Lindo o texto!!!!Como tudo que você escreve é maravilhoso(lindo e útil). Mas confesso que nos últimos seis meses tenho “enlouquecido” com meu filho Enzo . Ele fará dezesseis anos em março. Está no auge da adolescência.Ele já tinha um comportamento muito difícil e agora , nessa fase, todas as dificuldades multiplicaram. Muito obrigada por compartilhar informações sobre autismo, aliados ao desenvolvimento e desafios da Milena .Seus textos sempre me ajudaram muito. Achei lindo a Milena cozinhando!!!!Que o Criador derrame infinitas bênçãos sobre vocês!!!!

rosilane
rosilane
5 anos atrás

MARAVILHOSO E ENRIQUECEDOR!

Ana Dib
Ana Dib
4 anos atrás

Tenho um filho de 12 anos. Uma fase muito difícil. Se eu e meu marido negamos alguma coisa fala tudo que é palavrão, chora, resmunga e fala mais palavrão. Aqui em casa ninguém fala assim. Chego do trabalho para almoçar em casa e é tanto estresse, que, às vezes, como na rua. Não sei o que fazer.

Fabiana Garcia Pereira
Fabiana Garcia Pereira
4 anos atrás

Esse material é muito rico. Demais. Quanta informação para quem inicia nessa caminhada e para quem já está nela se nortear. Cris, isso é imensamente gratificante. Obrigada por dividir sempre.
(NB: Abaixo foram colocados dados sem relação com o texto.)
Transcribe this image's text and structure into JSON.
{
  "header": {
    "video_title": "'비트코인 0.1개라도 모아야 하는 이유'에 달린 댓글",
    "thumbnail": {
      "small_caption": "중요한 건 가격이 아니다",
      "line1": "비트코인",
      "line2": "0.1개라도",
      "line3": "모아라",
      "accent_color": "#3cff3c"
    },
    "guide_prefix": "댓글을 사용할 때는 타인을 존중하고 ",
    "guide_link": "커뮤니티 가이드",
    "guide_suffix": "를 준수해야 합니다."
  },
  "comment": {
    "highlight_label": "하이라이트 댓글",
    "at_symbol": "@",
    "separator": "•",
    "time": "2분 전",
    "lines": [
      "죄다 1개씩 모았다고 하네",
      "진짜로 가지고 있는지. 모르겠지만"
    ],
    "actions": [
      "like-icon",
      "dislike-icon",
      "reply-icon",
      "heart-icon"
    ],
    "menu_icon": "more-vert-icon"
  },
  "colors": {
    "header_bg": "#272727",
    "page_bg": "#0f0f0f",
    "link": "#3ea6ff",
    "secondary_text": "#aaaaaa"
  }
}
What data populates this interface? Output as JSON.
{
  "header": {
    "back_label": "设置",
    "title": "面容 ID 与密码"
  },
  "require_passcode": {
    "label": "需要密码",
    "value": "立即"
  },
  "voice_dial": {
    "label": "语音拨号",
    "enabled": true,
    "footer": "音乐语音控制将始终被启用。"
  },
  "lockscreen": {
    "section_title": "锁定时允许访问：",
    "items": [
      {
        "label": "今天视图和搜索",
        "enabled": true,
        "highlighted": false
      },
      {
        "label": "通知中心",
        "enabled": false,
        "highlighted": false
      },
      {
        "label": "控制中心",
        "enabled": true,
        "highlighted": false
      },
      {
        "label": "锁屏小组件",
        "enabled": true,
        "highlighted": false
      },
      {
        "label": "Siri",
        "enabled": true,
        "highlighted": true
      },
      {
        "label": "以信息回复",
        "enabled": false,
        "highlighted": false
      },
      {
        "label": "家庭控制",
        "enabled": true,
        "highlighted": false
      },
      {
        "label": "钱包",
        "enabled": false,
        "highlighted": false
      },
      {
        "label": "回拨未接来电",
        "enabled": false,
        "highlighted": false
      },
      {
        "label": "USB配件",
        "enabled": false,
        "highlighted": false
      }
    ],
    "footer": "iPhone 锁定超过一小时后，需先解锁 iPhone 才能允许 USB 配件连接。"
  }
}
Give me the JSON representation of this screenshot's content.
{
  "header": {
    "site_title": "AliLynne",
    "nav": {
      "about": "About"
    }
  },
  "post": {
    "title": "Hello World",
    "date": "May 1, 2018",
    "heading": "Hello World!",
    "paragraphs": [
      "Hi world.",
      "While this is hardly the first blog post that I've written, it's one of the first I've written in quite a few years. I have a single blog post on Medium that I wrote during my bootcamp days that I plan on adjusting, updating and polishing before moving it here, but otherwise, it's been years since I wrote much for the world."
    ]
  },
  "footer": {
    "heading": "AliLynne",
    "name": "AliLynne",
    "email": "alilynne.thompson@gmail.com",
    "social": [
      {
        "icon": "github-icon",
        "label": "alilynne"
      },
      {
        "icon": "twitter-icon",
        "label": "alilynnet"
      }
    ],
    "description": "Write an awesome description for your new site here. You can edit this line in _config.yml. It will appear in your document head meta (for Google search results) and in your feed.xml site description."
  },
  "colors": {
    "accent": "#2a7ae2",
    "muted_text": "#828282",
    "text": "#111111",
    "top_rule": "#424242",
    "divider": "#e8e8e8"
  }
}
A adolescência é uma fase de muitos desafios e essa pureza de olhar que elas tem (incluo minha filha Mariana) nos fazem ver a vida de outra forma. Intensas e incríveis e que por detrás de toda essa carga da adolescência, tentam se superar a todo instante. Obrigada por compartilhar sempre.